Narratives are central to how humans communicate, reason, and make sense of their experiences. They are a rich source of day-to-day knowledge and contain many social and moral norms. Therefore, narratives can be used to instill human-like communication, commonsense knowledge, and reasoning capabilities in machines. Towards this goal, Artificial Intelligence (AI) and Natural Language Processing (NLP) community, in particular, have long been interested in understanding and generating narratives. While understanding and generating narratives are natural for most people, it remains an elusive goal for AI and NLP systems, in part because it requires an understanding of key narrative elements and how they evolve and drive the story forward.
In this dissertation, we approach these challenges by designing new tasks as well as resources specifically aimed toward advancing narrative understanding and generation models. We propose to model and incorporate narrative elements that contribute to a good story, such as plot, characters, and emotions. We also introduce new modeling frameworks to incorporate user specifications in the form of narrative elements into the generation process.

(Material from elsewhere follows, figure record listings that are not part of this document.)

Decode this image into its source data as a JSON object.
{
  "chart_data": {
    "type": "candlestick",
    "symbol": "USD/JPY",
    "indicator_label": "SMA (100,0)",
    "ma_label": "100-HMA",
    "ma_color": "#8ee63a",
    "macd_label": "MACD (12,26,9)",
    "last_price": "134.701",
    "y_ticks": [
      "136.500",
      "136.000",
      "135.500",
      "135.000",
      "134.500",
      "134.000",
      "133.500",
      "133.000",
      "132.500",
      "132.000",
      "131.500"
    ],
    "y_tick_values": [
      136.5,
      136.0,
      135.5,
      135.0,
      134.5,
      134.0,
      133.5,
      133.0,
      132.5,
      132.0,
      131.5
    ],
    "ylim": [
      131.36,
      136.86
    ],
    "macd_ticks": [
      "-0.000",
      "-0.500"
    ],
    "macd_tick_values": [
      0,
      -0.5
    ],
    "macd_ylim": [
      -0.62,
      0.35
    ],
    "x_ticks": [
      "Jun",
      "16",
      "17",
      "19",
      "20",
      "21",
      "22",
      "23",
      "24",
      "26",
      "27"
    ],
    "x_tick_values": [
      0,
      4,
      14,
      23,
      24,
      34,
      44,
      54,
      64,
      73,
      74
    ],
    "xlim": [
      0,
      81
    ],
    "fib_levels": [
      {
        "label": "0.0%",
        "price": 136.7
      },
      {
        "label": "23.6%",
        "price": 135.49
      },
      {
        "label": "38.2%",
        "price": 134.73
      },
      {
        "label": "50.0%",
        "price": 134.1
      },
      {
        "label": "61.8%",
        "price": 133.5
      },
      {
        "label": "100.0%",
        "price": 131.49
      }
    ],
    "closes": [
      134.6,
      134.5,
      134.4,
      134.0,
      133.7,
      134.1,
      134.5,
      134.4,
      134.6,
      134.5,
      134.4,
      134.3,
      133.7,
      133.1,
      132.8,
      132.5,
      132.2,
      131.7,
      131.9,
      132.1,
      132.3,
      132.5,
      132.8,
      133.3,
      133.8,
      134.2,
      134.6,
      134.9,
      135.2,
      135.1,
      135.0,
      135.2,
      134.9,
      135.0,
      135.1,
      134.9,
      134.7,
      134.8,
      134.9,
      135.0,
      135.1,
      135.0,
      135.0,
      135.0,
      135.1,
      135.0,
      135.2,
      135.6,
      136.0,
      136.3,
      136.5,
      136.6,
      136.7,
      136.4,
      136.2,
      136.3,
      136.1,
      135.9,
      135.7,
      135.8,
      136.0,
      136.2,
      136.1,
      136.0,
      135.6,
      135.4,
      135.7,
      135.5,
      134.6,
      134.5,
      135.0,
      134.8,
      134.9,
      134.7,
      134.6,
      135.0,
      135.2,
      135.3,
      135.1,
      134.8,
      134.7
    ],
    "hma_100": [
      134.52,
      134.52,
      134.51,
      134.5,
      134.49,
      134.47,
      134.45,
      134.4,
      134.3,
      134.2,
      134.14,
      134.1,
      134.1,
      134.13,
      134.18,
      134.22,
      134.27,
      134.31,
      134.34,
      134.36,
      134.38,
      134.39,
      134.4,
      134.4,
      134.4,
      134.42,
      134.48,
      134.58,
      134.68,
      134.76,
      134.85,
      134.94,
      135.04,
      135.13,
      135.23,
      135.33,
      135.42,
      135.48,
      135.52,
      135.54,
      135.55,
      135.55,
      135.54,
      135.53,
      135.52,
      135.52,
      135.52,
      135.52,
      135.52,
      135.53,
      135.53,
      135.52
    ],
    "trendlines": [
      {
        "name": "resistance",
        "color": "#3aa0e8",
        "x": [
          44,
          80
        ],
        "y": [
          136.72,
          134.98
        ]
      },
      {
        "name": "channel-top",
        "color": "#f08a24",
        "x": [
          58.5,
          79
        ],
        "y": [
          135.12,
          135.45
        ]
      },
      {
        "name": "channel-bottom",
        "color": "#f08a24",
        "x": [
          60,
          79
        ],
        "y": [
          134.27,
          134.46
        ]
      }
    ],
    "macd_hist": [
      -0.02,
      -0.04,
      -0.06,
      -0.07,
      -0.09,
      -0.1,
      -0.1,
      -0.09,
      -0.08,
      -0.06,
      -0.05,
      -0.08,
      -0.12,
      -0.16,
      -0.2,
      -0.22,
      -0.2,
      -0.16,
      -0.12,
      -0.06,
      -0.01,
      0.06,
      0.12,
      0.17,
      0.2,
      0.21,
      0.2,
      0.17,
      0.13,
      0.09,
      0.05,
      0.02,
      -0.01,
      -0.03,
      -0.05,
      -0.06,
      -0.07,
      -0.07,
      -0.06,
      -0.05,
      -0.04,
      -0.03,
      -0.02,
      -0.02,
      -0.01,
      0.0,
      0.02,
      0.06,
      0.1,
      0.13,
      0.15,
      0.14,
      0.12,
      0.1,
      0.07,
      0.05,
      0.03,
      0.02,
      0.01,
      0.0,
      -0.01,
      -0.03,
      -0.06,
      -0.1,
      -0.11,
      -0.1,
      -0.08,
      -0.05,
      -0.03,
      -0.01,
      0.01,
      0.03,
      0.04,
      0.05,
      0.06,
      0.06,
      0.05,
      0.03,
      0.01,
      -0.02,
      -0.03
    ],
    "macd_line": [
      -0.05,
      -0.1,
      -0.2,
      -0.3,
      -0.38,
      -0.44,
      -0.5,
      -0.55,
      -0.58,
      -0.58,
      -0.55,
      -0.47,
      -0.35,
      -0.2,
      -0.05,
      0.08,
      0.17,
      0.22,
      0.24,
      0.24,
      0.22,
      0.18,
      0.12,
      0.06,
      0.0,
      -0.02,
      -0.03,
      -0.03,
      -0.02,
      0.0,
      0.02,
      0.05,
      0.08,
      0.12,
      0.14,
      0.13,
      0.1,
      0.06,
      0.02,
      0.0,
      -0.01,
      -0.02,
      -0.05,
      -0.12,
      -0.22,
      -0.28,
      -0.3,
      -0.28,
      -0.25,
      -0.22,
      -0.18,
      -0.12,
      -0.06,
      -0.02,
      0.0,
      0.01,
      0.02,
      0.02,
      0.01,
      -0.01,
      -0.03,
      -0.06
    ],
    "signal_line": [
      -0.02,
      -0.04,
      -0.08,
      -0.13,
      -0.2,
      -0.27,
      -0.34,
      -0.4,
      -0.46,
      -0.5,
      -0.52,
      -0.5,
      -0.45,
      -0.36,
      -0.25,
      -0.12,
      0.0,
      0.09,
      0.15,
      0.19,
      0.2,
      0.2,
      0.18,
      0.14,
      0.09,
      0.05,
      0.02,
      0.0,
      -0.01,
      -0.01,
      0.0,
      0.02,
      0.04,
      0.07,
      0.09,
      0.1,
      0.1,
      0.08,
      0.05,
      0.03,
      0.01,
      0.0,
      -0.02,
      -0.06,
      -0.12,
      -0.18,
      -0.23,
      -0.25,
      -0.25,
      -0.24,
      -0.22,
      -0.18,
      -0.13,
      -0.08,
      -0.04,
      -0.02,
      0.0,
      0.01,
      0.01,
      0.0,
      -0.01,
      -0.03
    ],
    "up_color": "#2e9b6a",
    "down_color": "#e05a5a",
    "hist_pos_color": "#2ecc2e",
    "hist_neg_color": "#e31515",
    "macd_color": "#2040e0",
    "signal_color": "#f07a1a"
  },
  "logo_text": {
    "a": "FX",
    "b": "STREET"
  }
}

First, we model the plot of the story via user-provided cue phrases as a narrative element in an interactive generation framework. We present two content-inducing approaches based on the Transformer Network for interactively incorporating cue phrases when automatically generating stories. Next, we present to model the evolution of emotions in neural story generation. We develop methods to generate stories that adhere to desired emotion arcs. We specifically designed two emotion-consistency rewards in a Reinforcement Learning framework to regularize the story generation. We then study character(s) as narrative elements. We introduce a new dataset, LiSCU, and tasks for assessing machines' understanding of characters which is of utmost importance for understanding narratives. Lastly, we focus on entities (and not just characters) as a narrative element. We propose a real-world application of generating narratives about entities grounded in world knowledge. Towards this, we present a new dataset, ranking-based generation models, and an evaluation metric of factuality.